Que peut faire l’Etat? D’abord, demander à nos forces armées de mettre en place des hôpitaux de campagne pour soulager les hôpitaux. Ensuite, remettre en cause la politique de la santé publique. Ce sera difficile puisque Jean Castex est l’un des concepteurs des ARS. Mais on voit bien que le système est lancé dans une logique folle. D'importantes dépenses publiques sont affectées essentiellement à la création d’une technostructure, aux dépens des lits d’hôpital et de l’emploi et des salaires infirmiers. Il n’y a pas, il n’y a plus de crise du COVID 19 en France: il y a le désastre d’une gestion hypercentralisée de l’hôpital public et digne, par sa compréhension de la maladie, des médecins de Molière; Il y a la scandaleuse continuation de la politique de pseudo-rationalisation des coûts et du management en pleine poussée virale automnale, après une poussée épidémique au printemps et alors que le manque de lits est criant depuis des années: il y avait autant d’engorgement des hôpitaux ces années passées du fait de la grippe !
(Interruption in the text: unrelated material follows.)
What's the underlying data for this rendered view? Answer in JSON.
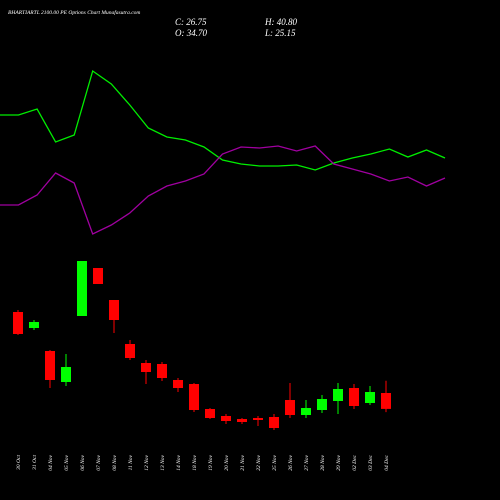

Didier Maus : Le seul outil qu'on ait c'est la loi : faire des propositions de loi en espérant qu'elles soient adoptées. Les chances sont faibles. Il y a également les pressions politiques, les questions aux gouvernements, etc. Une motion de censure au motif que le gouvernement n'est pas assez actif pourrait se soutenir mais n'a aucune chance d'être adopté. En tout cas, ça ouvrirait le débat. Le problème ressenti par beaucoup c'est qu'il n'y a pas de vrai débat, y compris à l'assemblée, sur la façon de combattre la crise sanitaire.

Le débat pourrait avoir lieu ce week-end à l’occasion des discussions du projet de loi prorogeant l'état d'urgence sanitaire. C'est la première discussion sur le sujet depuis juillet. C’est un cadre approprié pour des amendements et ajouter de nouvelles mesures. Même si ça a peu de chances de passer, ce n'est pas une raison pour ne pas le tenter. 

Sur le plan judiciaire, il y a eu des recours devant le conseil d'Etat sur le fait que les décrets n'étaient pas suffisants. Ça a peu de chance d'aboutir. Dans le détail un juge pourrait avoir une influence mais pas au niveau global. Il faudrait vraiment une abstention totale de mesures pour dire que le gouvernement ne remplit pas sa mission et mettre en cause sa responsabilité.

Le Premier ministre Jean Castex s'est exprimé ce jeudi lors d'une conférence sur l'évolution de la pandémie de Covid-19. Le couvre-feu va notamment être étendu à 38 nouveaux départements. La méthode du gouvernemet est-elle la bonne ? 

Guy-André Pelouze : Le gouvernement augmente graduellement la baisse indifférenciée de l'activité humaine. Mais ça va être difficile de faire une politique différenciée sectorisée. Malheureusement en France, on préfère que notre voisin soit aussi pénalisé que nous plutôt qu'il le soit moins et continue à faire du chiffre. Ils vont se heurter à ça. Je prédis de nombreux recours pour savoir pourquoi un tel est pénalisé et pas un autre

Ils envisagent aussi une politique différenciée selon les quartiers grâce à la granulométrie (voir la nouvelle carte de Santé publique France) Jusque-là ils ne publiaient pas ces données qui pouvaient être attentatoires au vivre-ensemble. C'est comme pour le taux réel d'isolements, ce n'est pas parce qu'on ne nous donne pas certaines données qu'on ne les a pas. Le couvre-feu, comme tout ralentissement de l'activité économique est efficace. Mais le plus important ce sera l'après. Va-t-on enfin avoir une politique sérieuse sur les tests et l'isolement ? On n'en prend pas le chemin.